Data di Satreskrim Polres Buleleng menyebutkan, lima kasus kekerasna pada anak itu muncul dengan beberapa tindak pidana. Diantaranya, kasus perkelahian sesama anak, penganiayaan, dan kasus pencurian.
Selain itu, satu-satunya kasus kekerasan anak menjadi korban, baru terjadi di Desa Banjar, Kecamatan Banjar. Sekarang kasusnya sedang ditangani penyidik dari Unit Perlindungan Permpuan dan Anak (PPA) Polres Buleleng.
Kapolres Buleleng AKBP Suratno, SIK didampingi Kasat Reskrim AKP Mikhael Hutabarat, Kamis (19/4) mengatakan, dibandingkan dari tahun sebelumnya kasus kekerasan pada anak di wilayahnya meningkat hingga 50 persen. Peningkatan kasus ini secara pasti belum diketahui pemicunya.
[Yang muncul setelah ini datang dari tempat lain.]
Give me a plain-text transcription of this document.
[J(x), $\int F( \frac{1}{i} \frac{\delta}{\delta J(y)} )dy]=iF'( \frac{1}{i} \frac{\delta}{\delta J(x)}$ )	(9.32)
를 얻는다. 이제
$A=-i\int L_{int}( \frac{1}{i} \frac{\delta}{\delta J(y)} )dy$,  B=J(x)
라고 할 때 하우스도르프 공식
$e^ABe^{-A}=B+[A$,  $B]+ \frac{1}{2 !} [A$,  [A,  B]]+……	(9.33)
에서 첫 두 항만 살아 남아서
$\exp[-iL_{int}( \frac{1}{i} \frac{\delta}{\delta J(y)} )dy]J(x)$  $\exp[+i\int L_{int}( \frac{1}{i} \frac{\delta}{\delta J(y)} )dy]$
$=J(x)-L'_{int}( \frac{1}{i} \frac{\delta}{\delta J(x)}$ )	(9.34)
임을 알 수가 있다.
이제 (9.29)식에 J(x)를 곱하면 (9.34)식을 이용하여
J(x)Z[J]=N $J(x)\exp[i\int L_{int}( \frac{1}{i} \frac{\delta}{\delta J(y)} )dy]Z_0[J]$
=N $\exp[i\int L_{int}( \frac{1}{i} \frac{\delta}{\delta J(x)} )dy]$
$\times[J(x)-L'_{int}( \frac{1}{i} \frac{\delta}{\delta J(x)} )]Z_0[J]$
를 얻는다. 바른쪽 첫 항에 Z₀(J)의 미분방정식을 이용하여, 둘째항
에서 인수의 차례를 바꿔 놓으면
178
Namun demikian, tingginya catatan kasus diduga karena berbagai faktor, termasuk perkembangan zaman. Untuk itu, pihaknya mengajak para orangtua atau guru di sekolah dan komponen masyarakat agar berpartisipasi aktif melakukan tindakan pencegahan. “Peningkatan sangat tinggi dan mencapai 50 persen dibandingkan tahun sebelumnya hanya terjadi satu kasus. Kita berharap peran semua komponan masyarakat untuk berpartisipasi untuk melakukan pencegahan dengan pendekatan baik lewat sekolah atau mengawasi prilaku anak di lingkungan rumah atau di tempat lain,” katanya.
Di tempat terpisah Kepala Dinas Pengendalian Penduduk Keluarga Berencana Perlindungan Anak (PPKB-PA) Buleleng dr. Made Sukarmini mengatakan hal yang sama. Dia mengatakan catatan kasus kekerasan anak dan perempuan di daerahnya cukup mengkhawatirkan.
Ini terbukti dari temuan kasus dari tahun 2014 terjadi 102 kasus, 2015 ditemukan 105 kasus, kemudian tahun 2016 turun menjadi 62 kasus, tahun 2017 kembali turun menjadi 56 kasus, dan tahun 2018 sampai April kasusnya kembali turun menjadi 8 kasus. (Mudiarta/balipost)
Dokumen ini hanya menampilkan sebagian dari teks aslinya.